As the Prime Minister sat down for lunch with Mr Juncker, Downing Street responded to reports of the draft agreement and the phrase "regulatory alignment," insisting the UK's "territorial and economic integrity will be protected".

Donald Tusk, the European Council President, said the two sides were "getting closer" to making the required "sufficient progress" for him to recommend at next week’s EU summit that negotiations move on to trade and a transition period.

He tweeted: "Tell me why I like Mondays! Encouraged after my phone call with Taoiseach @campaignforleo on progress on #Brexit issue of Ireland. Getting closer to sufficient progress at December #EUCO."

As the Cabinet of the Irish Government met, Simon Coveney, the Deputy Prime Minister, was upbeat.

“The indications we have is that we are in a much better place now than we have been in the negotiations to date. The legitimate concerns that Ireland has been raising for months are going to be addressed fully.

“These discussions are moving in the right direction. I hope we are in a place this evening where Irish people north and south will get reassurance from the wording that is very close to being finalised now."
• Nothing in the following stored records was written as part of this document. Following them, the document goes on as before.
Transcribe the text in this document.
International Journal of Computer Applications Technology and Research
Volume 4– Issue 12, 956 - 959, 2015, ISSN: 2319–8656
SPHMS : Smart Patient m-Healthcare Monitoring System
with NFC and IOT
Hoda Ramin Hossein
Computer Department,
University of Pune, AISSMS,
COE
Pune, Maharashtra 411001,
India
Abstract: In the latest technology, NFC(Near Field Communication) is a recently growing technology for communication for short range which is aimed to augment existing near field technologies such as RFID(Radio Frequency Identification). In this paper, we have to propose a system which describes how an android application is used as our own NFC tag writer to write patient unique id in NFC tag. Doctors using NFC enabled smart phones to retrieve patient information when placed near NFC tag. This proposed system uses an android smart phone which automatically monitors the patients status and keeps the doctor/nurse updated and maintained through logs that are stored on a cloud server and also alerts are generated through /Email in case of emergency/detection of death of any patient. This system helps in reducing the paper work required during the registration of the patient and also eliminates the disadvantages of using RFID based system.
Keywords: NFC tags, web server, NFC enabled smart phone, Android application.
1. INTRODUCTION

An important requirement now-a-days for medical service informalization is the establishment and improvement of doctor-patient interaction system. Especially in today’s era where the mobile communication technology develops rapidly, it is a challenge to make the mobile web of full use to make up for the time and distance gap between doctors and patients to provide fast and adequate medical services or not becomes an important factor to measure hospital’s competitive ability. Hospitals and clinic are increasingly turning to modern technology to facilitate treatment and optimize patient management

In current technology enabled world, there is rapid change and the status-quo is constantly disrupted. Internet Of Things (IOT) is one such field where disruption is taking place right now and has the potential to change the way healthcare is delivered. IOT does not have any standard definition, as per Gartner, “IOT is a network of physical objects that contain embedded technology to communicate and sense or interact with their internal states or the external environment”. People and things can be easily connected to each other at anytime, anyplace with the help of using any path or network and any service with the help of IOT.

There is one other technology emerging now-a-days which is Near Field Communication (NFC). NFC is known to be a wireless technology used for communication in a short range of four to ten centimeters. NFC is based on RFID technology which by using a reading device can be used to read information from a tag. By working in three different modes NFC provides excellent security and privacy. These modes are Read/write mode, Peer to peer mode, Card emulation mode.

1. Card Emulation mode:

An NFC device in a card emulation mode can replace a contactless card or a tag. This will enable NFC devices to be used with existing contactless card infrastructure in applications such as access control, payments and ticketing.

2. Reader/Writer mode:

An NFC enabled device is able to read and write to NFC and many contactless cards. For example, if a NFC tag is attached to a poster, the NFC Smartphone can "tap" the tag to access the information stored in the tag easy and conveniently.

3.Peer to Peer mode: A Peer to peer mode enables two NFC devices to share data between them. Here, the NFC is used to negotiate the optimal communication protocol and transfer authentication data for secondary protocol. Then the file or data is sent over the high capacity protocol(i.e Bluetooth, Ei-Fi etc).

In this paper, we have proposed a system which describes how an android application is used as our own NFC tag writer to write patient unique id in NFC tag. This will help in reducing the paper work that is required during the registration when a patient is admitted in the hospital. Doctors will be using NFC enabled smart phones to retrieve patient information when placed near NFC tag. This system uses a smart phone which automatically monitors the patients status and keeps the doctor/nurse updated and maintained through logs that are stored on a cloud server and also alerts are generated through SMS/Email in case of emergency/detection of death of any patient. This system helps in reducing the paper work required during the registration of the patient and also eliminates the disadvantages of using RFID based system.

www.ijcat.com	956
Mr Coveney told RTE Radio One that he believed that the post-Brexit border would be "invisible" with "no barriers" and would “look very much like it looks today".

Earlier, David Davis, the Brexit Secretary, appeared relaxed, saying: "We have put seven months of work, both sides, into getting to this point and we are hoping that Mr Juncker today will give us sufficient progress so we can move on to trade talks.

"The decision, of course, won't be taken until December 15 but that's what we are hoping for. Because trade talks are of enormous importance to the United Kingdom and to Europe.”

Acknowledging that today was the day set by Mr Tusk for Britain to make more concessions so sufficient progress could be deemed to have been made, Mr Davis stressed: "It's an important day. Everybody understands that the decision to move on to trade talks is vital."

While not all details have been agreed on the three key phase one issues, progress has been made; the key is whether or not it is deemed by the EU27 to be sufficient.

On the divorce bill, the Government has moved to accepting that the EU27 should not lose out by the UK’s departure and, while a precise figure has not been accepted, the ball-park of 50 billion euros over several years seems to be the target to which both sides are now moving.

On citizens’ rights, the Government has moved to reassure those living in the UK that the process of registering and remaining will be straightforward; however, the key sticking point of any role beyond Brexit for the European Court remains unresolved.

On the Irish border, Dublin, which was handed a veto by Brussels on progressing the talks to phase two, seems to have been reassured and persuaded to accept a form of words that will remove this barrier; yet just how an open border will operate practically post Brexit still needs resolving.

Minutes before sitting down for lunch with Mrs May, Mr Juncker held talks with Leo Varadkar, the Taoiseach, as reports were being aired of a major compromise on the border.

Following her lunch, the PM will hold talks with Mr Tusk, who is organising next week’s EU summit, when any breakthrough to take the talks to the second phase on trade and transition will be formally ratified.

A joint UK-EU statement is expected later today.